Healthcare kitchens continue to have their own set of unique problems, as Covid and the war in Ukraine snarl up the food industry. Designated as essential, they cannot close and thus absolutely need a full labor force. Additionally, strict dietary and textural rules do not make it easy to change menus to cut costs, which makes them easy prey to the tight profit margins and inflation that dogs the rest of the food industry.
We highlighted the current labor problems faced by foodservice businesses in a previous article. If you haven’t read it yet, that’s okay, you can read it later. It basically sums up a report by the National Restaurant Association that says labor will be the chief problem facing food service in 2022. Not highlighted in that report, but nevertheless the case, is the fact that nursing home kitchen staff are required to be fully vaccinated and boosted. With many nursing home kitchens under-staffed by anywhere between 30% and 60%, that requirement is just one more hiring hurdle with which they have to contend. Among those that are working, attrition rates are high as many quit for pay reasons, over-work, or from the stress of working within constant Covid outbreaks.

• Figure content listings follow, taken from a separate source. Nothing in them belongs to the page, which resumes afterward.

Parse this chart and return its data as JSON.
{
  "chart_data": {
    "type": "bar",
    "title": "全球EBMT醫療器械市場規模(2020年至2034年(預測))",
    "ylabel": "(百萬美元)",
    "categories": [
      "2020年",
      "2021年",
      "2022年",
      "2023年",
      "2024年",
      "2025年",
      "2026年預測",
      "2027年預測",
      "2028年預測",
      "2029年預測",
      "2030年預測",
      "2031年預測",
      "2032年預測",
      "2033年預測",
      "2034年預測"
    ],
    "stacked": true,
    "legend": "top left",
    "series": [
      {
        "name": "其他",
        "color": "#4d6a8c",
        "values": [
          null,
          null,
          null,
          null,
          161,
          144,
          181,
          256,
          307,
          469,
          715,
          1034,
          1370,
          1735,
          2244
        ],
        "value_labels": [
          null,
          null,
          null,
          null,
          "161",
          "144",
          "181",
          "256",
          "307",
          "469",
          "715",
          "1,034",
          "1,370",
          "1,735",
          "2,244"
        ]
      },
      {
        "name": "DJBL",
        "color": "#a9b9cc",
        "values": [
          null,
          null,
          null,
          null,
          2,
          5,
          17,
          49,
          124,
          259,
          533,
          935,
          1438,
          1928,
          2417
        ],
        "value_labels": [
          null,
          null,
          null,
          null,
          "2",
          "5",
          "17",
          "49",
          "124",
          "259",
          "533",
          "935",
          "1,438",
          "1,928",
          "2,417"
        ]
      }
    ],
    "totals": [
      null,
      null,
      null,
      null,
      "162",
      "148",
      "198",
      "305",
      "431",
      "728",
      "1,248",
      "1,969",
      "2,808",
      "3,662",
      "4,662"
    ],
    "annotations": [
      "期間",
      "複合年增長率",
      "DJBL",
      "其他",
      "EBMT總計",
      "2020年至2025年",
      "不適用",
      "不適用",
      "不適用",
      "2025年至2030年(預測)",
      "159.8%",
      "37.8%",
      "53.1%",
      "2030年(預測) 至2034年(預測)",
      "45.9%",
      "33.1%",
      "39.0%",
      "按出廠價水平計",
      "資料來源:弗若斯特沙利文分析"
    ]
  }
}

Before the pandemic, 40lb. boxes of chicken breasts and thighs were selling for $30 and $25, respectively. Currently, a 40lb. box of thighs will run you around $75, while a 20lb. box of breasts, yes, 20lbs., not 40lbs., will cost you around $85. Restaurants have experienced the same runaway inflation, but they are able to more easily change menus when prices become too high. Not only that, but restaurants are able to maintain contracts with multiple vendors, which allows them to buy from the lowest bidder at any given time. Nursing home kitchens often only have a contract with one large distributor, like US Foods or Sysco, to cover all their needs, from paper to food. They lack the agility inherent in other sectors. They also must adhere to strict dietary and textural standards, which also places constraints on the ability to change menus quickly.

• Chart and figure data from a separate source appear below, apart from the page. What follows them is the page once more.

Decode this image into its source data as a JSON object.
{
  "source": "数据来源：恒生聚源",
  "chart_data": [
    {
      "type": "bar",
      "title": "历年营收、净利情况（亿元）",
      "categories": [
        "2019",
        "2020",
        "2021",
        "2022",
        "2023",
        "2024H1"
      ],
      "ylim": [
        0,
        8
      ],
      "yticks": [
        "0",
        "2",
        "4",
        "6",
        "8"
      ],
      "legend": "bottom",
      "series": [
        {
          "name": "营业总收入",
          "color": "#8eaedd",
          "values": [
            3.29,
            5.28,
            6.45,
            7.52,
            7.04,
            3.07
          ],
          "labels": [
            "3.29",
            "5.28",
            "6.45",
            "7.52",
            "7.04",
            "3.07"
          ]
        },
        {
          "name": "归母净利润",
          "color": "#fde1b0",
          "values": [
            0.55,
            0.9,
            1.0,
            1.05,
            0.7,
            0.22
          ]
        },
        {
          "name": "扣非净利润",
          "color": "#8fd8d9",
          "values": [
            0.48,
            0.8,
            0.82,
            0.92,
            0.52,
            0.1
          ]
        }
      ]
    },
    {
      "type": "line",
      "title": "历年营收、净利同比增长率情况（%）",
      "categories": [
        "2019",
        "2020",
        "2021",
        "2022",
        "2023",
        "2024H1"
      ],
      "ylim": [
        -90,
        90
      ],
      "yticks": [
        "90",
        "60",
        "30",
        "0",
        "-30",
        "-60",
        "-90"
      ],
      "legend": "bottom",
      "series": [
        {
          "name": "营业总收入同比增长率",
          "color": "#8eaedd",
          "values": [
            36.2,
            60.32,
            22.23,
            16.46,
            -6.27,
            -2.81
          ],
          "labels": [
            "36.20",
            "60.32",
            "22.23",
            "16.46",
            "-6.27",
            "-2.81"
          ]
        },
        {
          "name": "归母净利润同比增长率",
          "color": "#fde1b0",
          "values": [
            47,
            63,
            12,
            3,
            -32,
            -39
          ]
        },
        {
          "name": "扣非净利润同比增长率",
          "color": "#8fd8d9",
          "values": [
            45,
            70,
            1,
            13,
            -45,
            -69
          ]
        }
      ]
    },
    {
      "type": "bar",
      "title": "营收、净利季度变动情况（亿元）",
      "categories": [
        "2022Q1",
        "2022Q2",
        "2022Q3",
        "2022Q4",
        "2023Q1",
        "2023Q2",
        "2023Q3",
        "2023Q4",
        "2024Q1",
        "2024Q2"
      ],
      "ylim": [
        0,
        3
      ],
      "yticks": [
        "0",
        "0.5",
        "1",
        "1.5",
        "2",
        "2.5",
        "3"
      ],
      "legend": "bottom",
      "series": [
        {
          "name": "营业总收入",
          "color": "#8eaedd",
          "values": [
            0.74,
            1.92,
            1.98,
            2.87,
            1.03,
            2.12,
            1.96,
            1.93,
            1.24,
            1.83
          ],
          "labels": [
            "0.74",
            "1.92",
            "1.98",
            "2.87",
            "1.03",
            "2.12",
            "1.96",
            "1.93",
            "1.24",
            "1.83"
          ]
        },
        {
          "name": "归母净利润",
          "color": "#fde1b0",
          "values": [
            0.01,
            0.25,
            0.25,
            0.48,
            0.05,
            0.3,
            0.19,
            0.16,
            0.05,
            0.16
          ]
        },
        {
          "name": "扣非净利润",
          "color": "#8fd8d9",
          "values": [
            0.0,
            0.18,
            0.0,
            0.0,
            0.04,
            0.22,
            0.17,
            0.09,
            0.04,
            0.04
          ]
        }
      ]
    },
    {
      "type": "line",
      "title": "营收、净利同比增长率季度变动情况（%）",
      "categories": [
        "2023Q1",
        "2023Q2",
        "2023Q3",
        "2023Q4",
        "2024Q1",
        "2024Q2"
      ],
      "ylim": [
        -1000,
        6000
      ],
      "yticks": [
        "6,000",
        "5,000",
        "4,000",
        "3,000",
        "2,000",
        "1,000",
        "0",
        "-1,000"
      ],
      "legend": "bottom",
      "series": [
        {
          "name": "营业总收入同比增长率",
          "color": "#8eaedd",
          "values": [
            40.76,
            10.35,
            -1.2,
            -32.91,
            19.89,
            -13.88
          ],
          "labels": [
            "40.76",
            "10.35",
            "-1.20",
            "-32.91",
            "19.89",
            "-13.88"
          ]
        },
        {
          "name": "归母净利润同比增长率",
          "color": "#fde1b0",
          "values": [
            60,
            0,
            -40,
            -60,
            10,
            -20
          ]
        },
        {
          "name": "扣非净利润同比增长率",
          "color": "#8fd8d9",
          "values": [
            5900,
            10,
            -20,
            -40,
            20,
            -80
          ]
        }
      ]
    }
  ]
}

And finally, tight profit margins are just as prevalent in healthcare food service as they are in restaurants. Budgets are typically based on occupancy and only go so high as the occupancy limit. If occupancy goes down, so does your budget for the week. With many nursing homes operating at below-occupancy since the start of the pandemic, budgets have not kept pace with the increased cost of food.
Currently, many facilities are operating at 75% capacity. However, things may be looking brighter in the coming year. An article by skillednursingnews.com reported last month that, “more than half of nursing home industry leaders believe occupancy levels will improve in the next 12 months for both long-term and short-term care – 53.6% and 52.8%, respectively, according to the Skilled Nursing News 2022 outlook survey.” Foodservice Directors and Administrators all over the country are crossing their fingers that that is the case.